Watch a number of English films from the Fifties and one is not surprised to find Sam Kydd in a small part, whether a spiv or a desk sergeant, even a newspaper seller. How pleasing, then, to see The Price of Silence (1960) and find him given a chance to stretch out. Stretch is the word. He has been in gaol, and now notices, as a small-town sweet-shop owner, that a fellow prisoner (the mild-mannered Gordon Jackson) has changed his name by deed poll and shows prowess as an estate agent.
This brings dynamic to a film – the title suggests the pivotal blackmail – with a cast which includes two women who have amatory designs upon Jackson.

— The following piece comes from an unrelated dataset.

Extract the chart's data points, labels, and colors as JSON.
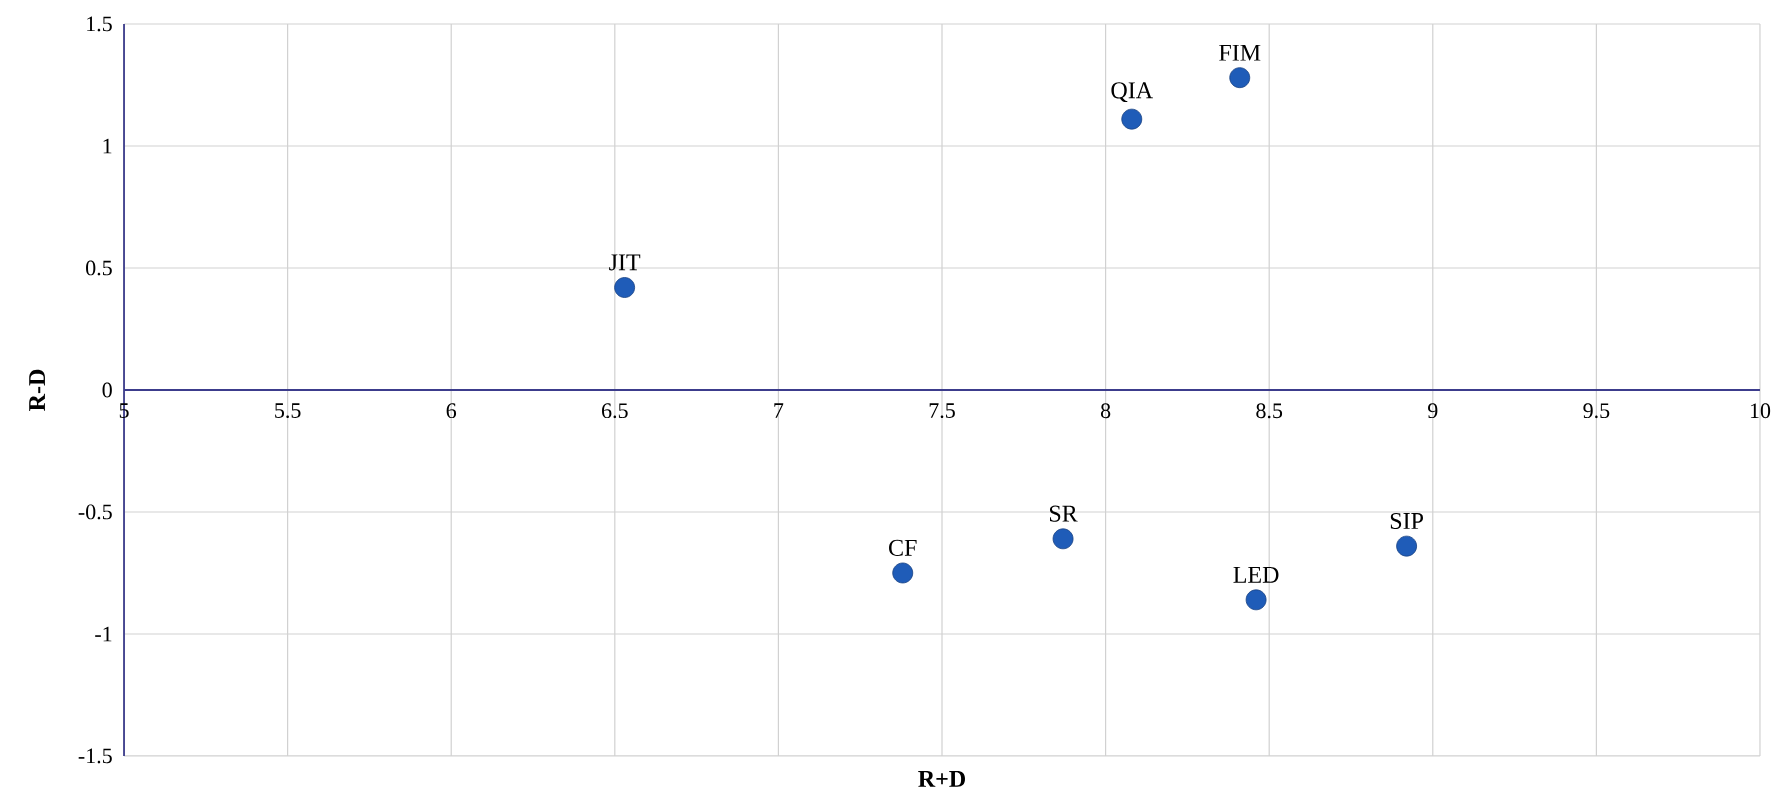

One is his elderly employer's startlingly sultry young wife (Maya Koumani); the other June Thorburn, an artist who lives near a delapidated house Jackson has been deputed to try to sell.
From a novel by the dependable Laurence Meynell, this was directed by Montgomery Tully who made many such films. It is one of his best, bringing out to good effect such minor characters as a Councillor (Norman Shelley) whose indiscretion in a pub loses him the chance to make a killing by swinging the Planning Committee when it discusses a timber yard. One fully expects him to clasp his lapels, puff his stomach and proclaim, “don't you know who I am?”
The elements of the plot fit together plausibly, which is partly a matter of Tully's opting for a succession of jump cuts. The pace keeps up, nothing stales six decades on. In that time, June Thorburn died, pregnant, in an aeroplane crash but Maya Koumani is still alive.
In these boxes of nine-film sets, not every item is as good as this but they are invariably diverting, and there is sometimes such a surprise as The Price of Silence.